Lady Maxwell insisted that Isabel should now dine, as there would be no more to be seen till the Queen should come up on deck again.

Of the actual ceremony of the knighting of Mr. Drake they had a very fair view, though the figures were little and far away. The first intimation they had that the banquet was over was the sight of the scarlet-clad yeomen emerging one by one up the little hatchway that led below. The halberdiers lined the decks already, with their weapons flashing in long curved lines; and by the time that the trumpets began to sound to show that the Queen was on her way from below, the decks were one dense mass of colour and steel, with a lane left to the foot of the poop-stairs by which she would ascend. Then at last the two figures appeared, the Queen radiant in cloth of gold, and Mr.
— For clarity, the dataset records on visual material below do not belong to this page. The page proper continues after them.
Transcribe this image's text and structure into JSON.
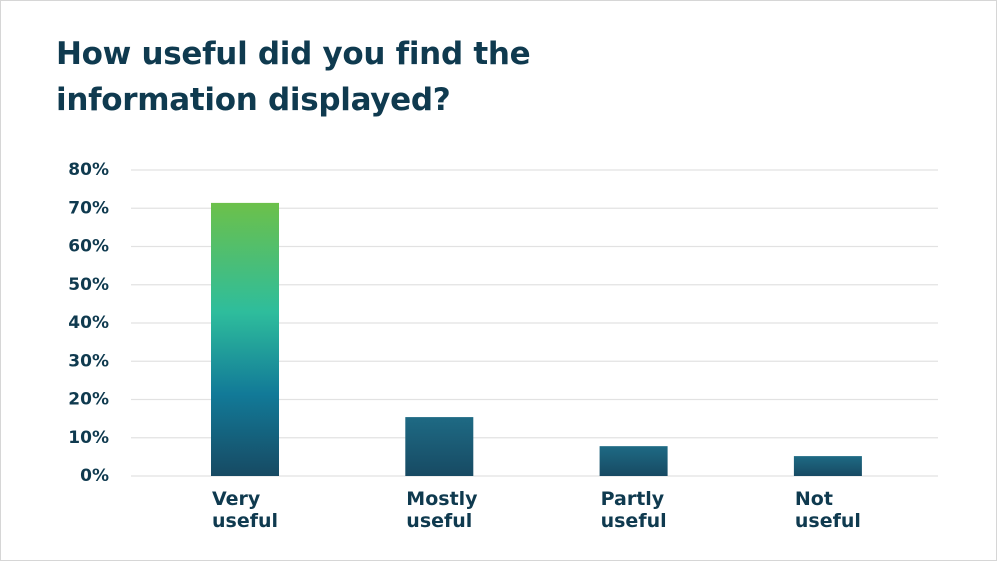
{
  "chart_data": {
    "type": "bar",
    "title": "How useful did you find the information displayed?",
    "categories": [
      "Very useful",
      "Mostly useful",
      "Partly useful",
      "Not useful"
    ],
    "values": [
      71.4,
      15.4,
      7.8,
      5.2
    ],
    "colors": [
      "#6cc04a",
      "#1e6a84",
      "#1e6a84",
      "#1e6a84"
    ],
    "ylim": [
      0,
      80
    ],
    "yticks": [
      {
        "value": 0,
        "label": "0%"
      },
      {
        "value": 10,
        "label": "10%"
      },
      {
        "value": 20,
        "label": "20%"
      },
      {
        "value": 30,
        "label": "30%"
      },
      {
        "value": 40,
        "label": "40%"
      },
      {
        "value": 50,
        "label": "50%"
      },
      {
        "value": 60,
        "label": "60%"
      },
      {
        "value": 70,
        "label": "70%"
      },
      {
        "value": 80,
        "label": "80%"
      }
    ],
    "grid": true
  }
}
Drake, alert and brisk, in his Court suit and sword. There was silence from the crowd as the adventurer knelt before the Queen, and Anthony held his breath with excitement as he caught the flash of the slender sword that an officer had put into the Queen’s hand; and then an inconceivable noise broke out as Sir Francis Drake stood up. The crowd was one open mouth, shouting, the church bells burst into peals overhead, answered by the roll of drums from the deck and the blare of trumpets; and then the whole din sank into nothingness for a moment under the heart-shaking crash of the ship’s broadside, echoed instantly by the deeper roar of the dockyard guns, and answered after a moment or two from far away by the dull boom from the Tower. And Anthony leaned yet further from the window and added his voice to the tumult.

As he rode back alone to Lambeth, after parting with the others at London Bridge, for they intended to go down home again that night, he was glowing with national zeal. He had seen not only royalty and magnificence but an apotheosis of character that day. There in the little trim figure with the curly hair kneeling before the Queen was England at its best—England that sent two ships against an empire; and it was the Church that claimed Sir Francis Drake as a son, and indeed a devoted one, in a sense, that Anthony himself was serving here at Lambeth, and for which he felt a real and fervent enthusiasm.

He was surprised a couple of days later to receive a note in Lady Maxwell’s handwriting, brought up by a special messenger from the Hall.

“There is a friend of mine,” she wrote, “to come to Lambeth House presently, he tells me, to be kept a day or two in ward before he is sent to Wisbeach. He is a Catholic, named Mr. Henry Buxton, who showed me great love during the sorrow of my dear husband’s death; and I write to you to show kindness to him, and to get him a good bed, and all that may comfort him: for I know not whether Lambeth Prison is easy or hard; but I hope perhaps that since my Lord Archbishop is a prisoner himself he has pity on such as are so too; and so my pains be in vain. However, if you will see Mr. Buxton at least, and have some talk with him, and show him this letter, it will cheer him perhaps to see a friend’s face.”

Anthony of course made inquiries at once, and found that Mr. Buxton was to arrive on the following afternoon. It was the custom to send prisoners occasionally to Lambeth, more particularly those more distinguished, or who, it was hoped, could be persuaded to friendly conference. Mr. Buxton, however, was thought to be incorrigible, and was only sent there because there was some delay in the preparations for his reception at Wisbeach, which since the previous year had been used as an overflow prison for Papists.

On the evening of the next day, which was Friday, Anthony went straight out from the Hall after supper to the gateway prison, and found Mr. Buxton at a fish supper in the little prison in the outer part of the eastern tower. He introduced himself, but found it necessary to show Lady Maxwell’s letter before the prisoner was satisfied as to his identity.

“You must pardon me, Mr. Norris,” he said, when he had read the letter and asked a question or two, “but we poor Papists are bound to be shy. Why, in this very room,” he went on, pointing to the inner corner away from the door, and smiling, “for aught I know a man sits now to hear us.”

Anthony was considerably astonished to see this stranger point so confidently to the hiding-hole, where indeed the warder used to sit sometimes behind a brick partition, to listen to the talk of the prisoners; and showed his surprise.

“Ah, Mr. Norris,” the other said, “we Papists are bound to be well informed; or else where were our lives? But come, sir, let us sit down.”